There was a stone causeway half hidden in the bush, an ancient road with some of its mighty flags upheaved but still passable. It led straight up, with steps here and there to the summit of a flat hill where there stood a pyramid of faced stone, and on its top an altar of three stones, like those of Stonehenge. It seemed placed so as to receive the first rays of the rising sun and allow them to pass through an opening in the pillars. Beneath the flat top was a block of lava that in turn held a stone chalice. Whatever was placed in this cup must bathe in the sunbeams. The bottom of the pyramid was a charnel house of bones: ribs, pelvises, skulls, and leg- and arm-bones, flung pell-mell. The stone cup was black with sinister stain that had splashed and dripped all about.

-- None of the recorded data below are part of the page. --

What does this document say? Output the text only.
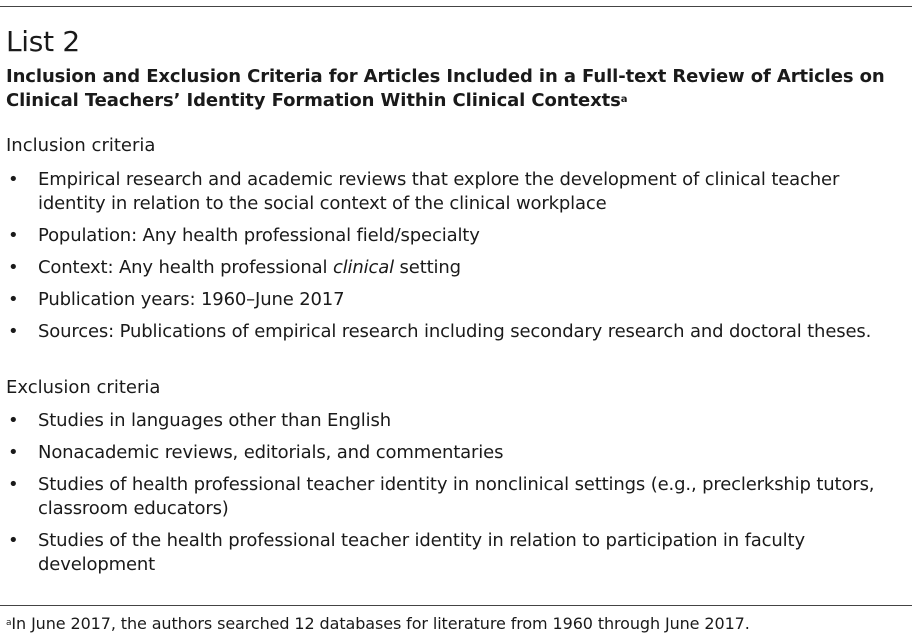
List 2
Inclusion and Exclusion Criteria for Articles Included in a Full-text Review of Articles on Clinical Teachers’ Identity Formation Within Clinical Contexts$^a$
Inclusion criteria
• Empirical research and academic reviews that explore the development of clinical teacher identity in relation to the social context of the clinical workplace
• Population: Any health professional field/specialty
• Context: Any health professional clinical setting
• Publication years: 1960–June 2017
• Sources: Publications of empirical research including secondary research and doctoral theses.
Exclusion criteria
• Studies in languages other than English
• Nonacademic reviews, editorials, and commentaries
• Studies of health professional teacher identity in nonclinical settings (e.g., preclerkship tutors, classroom educators)
• Studies of the health professional teacher identity in relation to participation in faculty development
$^a$In June 2017, the authors searched 12 databases for literature from 1960 through June 2017.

Some of the bones, most of them, were bleached and disarticulate. Others bore unmistakable signs of comparative recent dumping. They were unbleached, hair clinging to the scalps, grisly details of a not too thorough cleansing of tendon and sinew. That the flesh had been stripped by man and not decay, was hinted by the ground at the back of the pyramid showing plainly the signs of fires, of fire pits where sacrificial meats were wrapped in leaves, and steamed on hot stones, after the sacred portions had been offered to the gods.
Yet nowhere could they find actual signs of very recent visitation. The land was fair, the sea full of fish, the bush of fruit and wild pigs. Here and there the girl came across crumbling stone platforms built on ledges, the foundations of grass houses long vanished; vanished long before some of those skeletons had been flung down by the priests, in Jim’s opinion. A pestilence, a hurricane, a tidal wave greater than that which flung the Golden Dolphin ashore might well have made the place tabu. There might be an occasional pilgrimage from the other island to placate the gods.
He tried to turn the discovery into a certain sign of immunity, but it was hard to be convincing. From that day on someone stood watch on a high point that commanded the channel between their island and the next. They stored provisions in a cave where fresh water dripped, and where they might make a valiant stand, and prayed that they might get away before any canoes appeared in sight. There were days when the tortured cable threatened to break, when a sunken rock rose up beneath the keel and had to be dug away laboriously. But, foot by foot, and fathom by fathom, as Jim had predicted, the hull crept closer to the lagoon.
They made numerous repairs. They worked with increasing vigor as the sick men mended. Sanders and Walker, his cracked pate sound again with the exception of violent, but decreasing, spells of headache, sewed on jury sails made from scraps of the Shark’s tattered canvas, or spliced ropes. The foremast was made ready for sloop rig, shears prepared to hoist it into place, the broken rudder repaired, with Jim Lyman hardest worker and foreman of them all, unceasing in vigor and determination to overcome all obstacles.